Digital Marketing

Content management systems: the history and the future

Content management systems (CMS) are any method of organizing electronic information. With the rise of the Internet, the phrase was adopted as a whole to describe a wide range of systems that allowed users to create, edit, manage, and publish website content.

Although in the early 1990s people could update some kind of content online with products from Microsoft and Lotus, the first example of a pure content management tool came from Vignette with StoryServer around 1996. they released many CMS packages. from the likes of Documentum, Interwoven and Broadvision.

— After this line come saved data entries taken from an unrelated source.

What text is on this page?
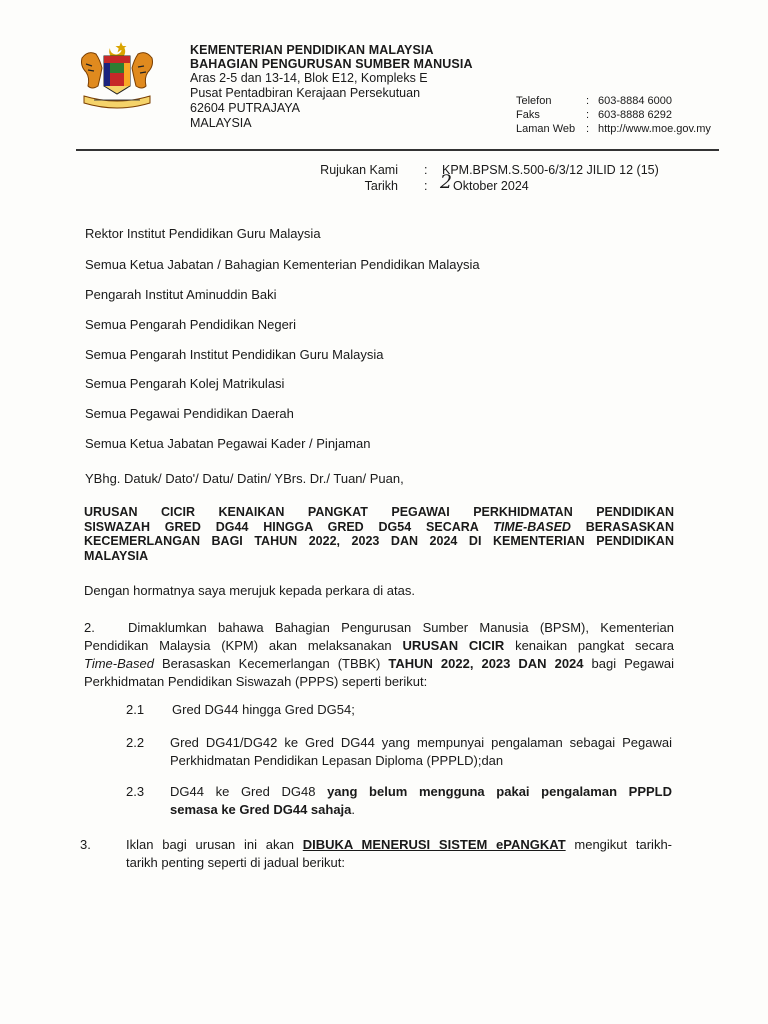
KEMENTERIAN PENDIDIKAN MALAYSIA
BAHAGIAN PENGURUSAN SUMBER MANUSIA
Aras 2-5 dan 13-14, Blok E12, Kompleks E
Pusat Pentadbiran Kerajaan Persekutuan
62604 PUTRAJAYA
MALAYSIA
Telefon	: 603-8884 6000
Faks	: 603-8888 6292
Laman Web : http://www.moe.gov.my
Rujukan Kami : KPM.BPSM.S.500-6/3/12 JILID 12 (15)
Tarikh : 2 Oktober 2024
Rektor Institut Pendidikan Guru Malaysia
Semua Ketua Jabatan / Bahagian Kementerian Pendidikan Malaysia
Pengarah Institut Aminuddin Baki
Semua Pengarah Pendidikan Negeri
Semua Pengarah Institut Pendidikan Guru Malaysia
Semua Pengarah Kolej Matrikulasi
Semua Pegawai Pendidikan Daerah
Semua Ketua Jabatan Pegawai Kader / Pinjaman
YBhg. Datuk/ Dato'/ Datu/ Datin/ YBrs. Dr./ Tuan/ Puan,
URUSAN CICIR KENAIKAN PANGKAT PEGAWAI PERKHIDMATAN PENDIDIKAN
SISWAZAH GRED DG44 HINGGA GRED DG54 SECARA TIME-BASED BERASASKAN
KECEMERLANGAN BAGI TAHUN 2022, 2023 DAN 2024 DI KEMENTERIAN PENDIDIKAN
MALAYSIA
Dengan hormatnya saya merujuk kepada perkara di atas.
2.	Dimaklumkan bahawa Bahagian Pengurusan Sumber Manusia (BPSM), Kementerian
Pendidikan Malaysia (KPM) akan melaksanakan URUSAN CICIR kenaikan pangkat secara
Time-Based Berasaskan Kecemerlangan (TBBK) TAHUN 2022, 2023 DAN 2024 bagi Pegawai
Perkhidmatan Pendidikan Siswazah (PPPS) seperti berikut:
2.1 Gred DG44 hingga Gred DG54;
2.2 Gred DG41/DG42 ke Gred DG44 yang mempunyai pengalaman sebagai Pegawai
Perkhidmatan Pendidikan Lepasan Diploma (PPPLD);dan
2.3 DG44 ke Gred DG48 yang belum mengguna pakai pengalaman PPPLD
semasa ke Gred DG44 sahaja.
3.	Iklan bagi urusan ini akan DIBUKA MENERUSI SISTEM ePANGKAT mengikut tarikh-
tarikh penting seperti di jadual berikut:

Between 2000 and 2005, the industry went through a massive wave of mergers and acquisitions that left a number of users unsupported after packages were abandoned and difficulties arose as packages were merged.

By 2007 there were 3 types of Content Management System:

1) Software Edition

These systems take care of editing on a local machine or network and then rely on publishing to upload the new content to the website. Typically, these offline systems require software to be installed before editing can take place.

2) Online edition

These systems typically do not require software to be installed, giving you the flexibility to edit on any machine, as long as the user has password access. Online content management systems can range from very simple, like Wiki, to sophisticated CMS editor features, like Vx.

3) Hybrid Systems

Hybrid systems allow users to edit content online through an online editing system, but allow “verified” content to work outside of the system before the content is placed back into the online editor.

2008 and beyond…

Content management systems have become extremely sophisticated, allowing users to manage and manipulate text, images, documents, audio, video, and animations.

New developments have brought the concepts behind content management systems (non-technical or design staff managing your websites) into other fields of the marketing mix. Several systems have integrated email marketing functionality into their CMS, allowing tracking between email and website functionality.

State-of-the-art systems have started to bring the offline into the content management platform. Printed materials, PDFs, and other offline communications are now managed through CMS systems similar to websites and emails.